With COVID cases and deaths surging around the world, several vaccines are ready to be released to the public. Moderna and Pfizer have developed vaccines in the US with the help of Operation Warp Speed, another vaccine has been developed at Oxford University, and still others are in the works in China.
Even if these vaccines are effective, many Christians are wondering if they are safe and/or ethical. For example, for those who work in the medical field, the vaccine will be mandatory. Other workplaces may ask their employees to get it as well. Can Christians take the vaccine in good conscience?
Earlier this year, I wrote a post titled “Could the Mark of the Beast be Transmitted Through a Coronavirus Vaccine?”, but other questions still exist, such as whether RNA vaccines change a person’s DNA, or whether these vaccines use cell lines taken from babies killed in abortion.

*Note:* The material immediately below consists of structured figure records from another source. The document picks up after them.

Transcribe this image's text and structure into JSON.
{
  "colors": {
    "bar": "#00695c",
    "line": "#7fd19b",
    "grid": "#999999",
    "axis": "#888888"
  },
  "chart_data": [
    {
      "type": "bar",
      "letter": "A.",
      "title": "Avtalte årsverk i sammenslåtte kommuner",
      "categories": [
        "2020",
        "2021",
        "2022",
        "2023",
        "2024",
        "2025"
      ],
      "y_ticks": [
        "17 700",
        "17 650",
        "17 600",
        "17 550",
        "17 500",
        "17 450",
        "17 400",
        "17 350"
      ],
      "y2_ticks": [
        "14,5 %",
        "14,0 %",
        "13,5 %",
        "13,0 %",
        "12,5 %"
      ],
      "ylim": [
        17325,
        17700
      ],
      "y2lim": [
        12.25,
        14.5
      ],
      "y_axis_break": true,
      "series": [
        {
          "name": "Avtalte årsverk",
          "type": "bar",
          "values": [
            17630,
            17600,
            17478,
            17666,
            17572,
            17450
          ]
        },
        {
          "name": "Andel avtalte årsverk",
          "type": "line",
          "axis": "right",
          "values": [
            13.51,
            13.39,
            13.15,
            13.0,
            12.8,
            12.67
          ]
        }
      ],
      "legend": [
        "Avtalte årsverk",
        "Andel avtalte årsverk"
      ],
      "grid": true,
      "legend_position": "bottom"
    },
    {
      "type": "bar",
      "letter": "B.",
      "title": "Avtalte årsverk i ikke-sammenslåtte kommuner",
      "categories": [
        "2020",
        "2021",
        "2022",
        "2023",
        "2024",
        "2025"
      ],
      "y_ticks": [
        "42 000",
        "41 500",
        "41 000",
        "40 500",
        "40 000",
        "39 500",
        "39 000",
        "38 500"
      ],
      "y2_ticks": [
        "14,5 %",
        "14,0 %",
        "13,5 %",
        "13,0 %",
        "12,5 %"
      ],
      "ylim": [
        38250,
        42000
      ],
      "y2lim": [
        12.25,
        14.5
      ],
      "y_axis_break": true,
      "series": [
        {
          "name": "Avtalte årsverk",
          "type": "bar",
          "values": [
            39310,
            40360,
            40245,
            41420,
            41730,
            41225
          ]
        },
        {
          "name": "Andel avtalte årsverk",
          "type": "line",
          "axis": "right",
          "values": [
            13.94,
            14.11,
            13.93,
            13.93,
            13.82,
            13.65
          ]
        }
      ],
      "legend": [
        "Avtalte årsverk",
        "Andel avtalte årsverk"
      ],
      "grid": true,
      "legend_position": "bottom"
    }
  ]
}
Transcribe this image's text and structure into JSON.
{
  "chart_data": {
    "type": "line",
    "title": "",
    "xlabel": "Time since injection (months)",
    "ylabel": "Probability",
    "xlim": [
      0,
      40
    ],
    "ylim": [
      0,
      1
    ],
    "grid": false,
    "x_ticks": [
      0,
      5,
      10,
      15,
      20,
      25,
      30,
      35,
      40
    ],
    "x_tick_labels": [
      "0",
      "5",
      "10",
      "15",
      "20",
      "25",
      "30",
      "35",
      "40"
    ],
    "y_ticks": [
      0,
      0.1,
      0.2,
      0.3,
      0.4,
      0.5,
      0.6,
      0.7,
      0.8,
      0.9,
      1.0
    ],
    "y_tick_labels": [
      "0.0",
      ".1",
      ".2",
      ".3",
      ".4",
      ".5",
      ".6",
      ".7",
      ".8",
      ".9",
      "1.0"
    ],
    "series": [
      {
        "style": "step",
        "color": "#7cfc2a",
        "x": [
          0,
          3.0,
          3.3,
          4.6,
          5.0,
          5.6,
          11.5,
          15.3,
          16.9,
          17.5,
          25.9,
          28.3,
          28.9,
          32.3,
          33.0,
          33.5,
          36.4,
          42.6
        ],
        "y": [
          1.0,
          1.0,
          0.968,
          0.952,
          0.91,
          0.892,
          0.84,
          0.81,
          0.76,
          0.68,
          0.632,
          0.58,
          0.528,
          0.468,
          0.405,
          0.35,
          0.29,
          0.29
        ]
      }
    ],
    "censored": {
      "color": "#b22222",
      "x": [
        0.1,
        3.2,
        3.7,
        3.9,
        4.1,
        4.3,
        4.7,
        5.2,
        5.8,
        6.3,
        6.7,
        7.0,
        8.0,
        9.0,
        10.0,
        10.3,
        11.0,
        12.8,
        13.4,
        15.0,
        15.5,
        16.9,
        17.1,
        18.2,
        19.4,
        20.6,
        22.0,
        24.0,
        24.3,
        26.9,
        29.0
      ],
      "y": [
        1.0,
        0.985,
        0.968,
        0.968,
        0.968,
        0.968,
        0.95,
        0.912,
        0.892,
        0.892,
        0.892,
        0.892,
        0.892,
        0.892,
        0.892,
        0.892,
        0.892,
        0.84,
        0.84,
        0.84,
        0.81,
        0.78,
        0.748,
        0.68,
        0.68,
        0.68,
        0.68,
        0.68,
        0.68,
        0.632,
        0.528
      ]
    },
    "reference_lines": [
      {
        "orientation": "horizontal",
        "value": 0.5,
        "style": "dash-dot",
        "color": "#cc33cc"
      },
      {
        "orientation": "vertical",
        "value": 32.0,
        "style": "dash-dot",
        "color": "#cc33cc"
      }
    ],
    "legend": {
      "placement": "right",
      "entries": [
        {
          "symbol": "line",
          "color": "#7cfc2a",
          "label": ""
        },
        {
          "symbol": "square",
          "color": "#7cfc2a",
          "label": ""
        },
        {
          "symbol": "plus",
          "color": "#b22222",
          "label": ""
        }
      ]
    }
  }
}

World News (a Christian news outlet) podcast had a great episode this week, in which they interviewed Dr. Charles Horton, a Christian doctor, who responded to the key concerns related to Christians taking a COVID vaccine. The audio clip is embedded below, but here are a few of the key issues:
Do RNA vaccines change a person’s DNA?
The concern here is that an RNA vaccine (which the current COVID vaccines are), cause a change in your DNA. To change a person’s DNA, this argument goes, is to change who a person is and how they were created by God, and is therefore possibly an affront against God, and a potentially dangerous prospect, that a person could be forever changed in their DNA by taking such a vaccine.
Here is Dr. Horton’s response:
DNA is the language in which God writes each person’s genetic code. Cells don’t make proteins directly from DNA, though. First they transcribe it to what’s called mRNA, for messenger RNA, and then they make proteins from the messenger RNA.
If you remember vinyl records—I know I’m dating myself here—DNA is like the aluminum master disc that they made with a lathe. Now, when you transcribe it to mRNA, it’s like making a vinyl record from that aluminum master disc. Using that information, then, to make proteins is like putting the record on a turntable and playing it. Here, we’re dealing with mRNA and leaving DNA out of it—so we can play the record, but you can’t make more copies of it. And that’s relevant here because it’s not changing your body’s genetic code, which is your DNA. It’s giving a new transcript. It’s sort of putting a different record in the player, if you will. And then when that RNA is gone, it’s gone.
Changes to patients’ genetic code are one problem we don’t need to worry about.
Do These Vaccines Use Cell Lines Taken from Aborted Babies?
This is an ethical question for Christians. Here is Dr. Horton’s answer:
One of the unique things about non-replicating mRNA vaccines is they actually don’t have to use cell lines at all, whether ethically sourced or not. And according to the Charlotte Lozier Institute, both of the leading mRNA vaccines—the Moderna vaccine and the Pfizer/BioNTech one—are indeed produced without cell lines.
I do have to note here that the news is not as good for the Oxford/AstraZeneca vaccine or the Johnson & Johnson ones, which do use those unethical cell lines.
Incidentally, Sanofi/GSK and Novavax are also OK—according to the list that Charlotte Lozier Institute publishes. They use a cell line called Sf9, which is derived from insects. As far as inactivated vaccines, listeners in the U.S. aren’t likely to see those. They’re from China. But apparently all three of those use a cell line from monkeys—so our listeners overseas can keep that in mind.
Could This Vaccine Be Unsafe Because It has been Rushed?
Dr. Horton explains that vaccine makers have used the mRNA process before in the lab for a long time, but it has never been used in a market drug before. He goes on to say:
A lot of this relates to how the time frame for vaccine development had always worked up until now: things happen slowly and over a course of years.
One of the advantages, though, of RNA vaccine technology is if this works, it will allow future vaccine development to happen much more quickly, and it would let us respond to future threats in a much more timely fashion.
Ultimately, it is up to you to decide if you will take this vaccine when it becomes available, but hopefully this answers some of your questions about these issues and possible concerns.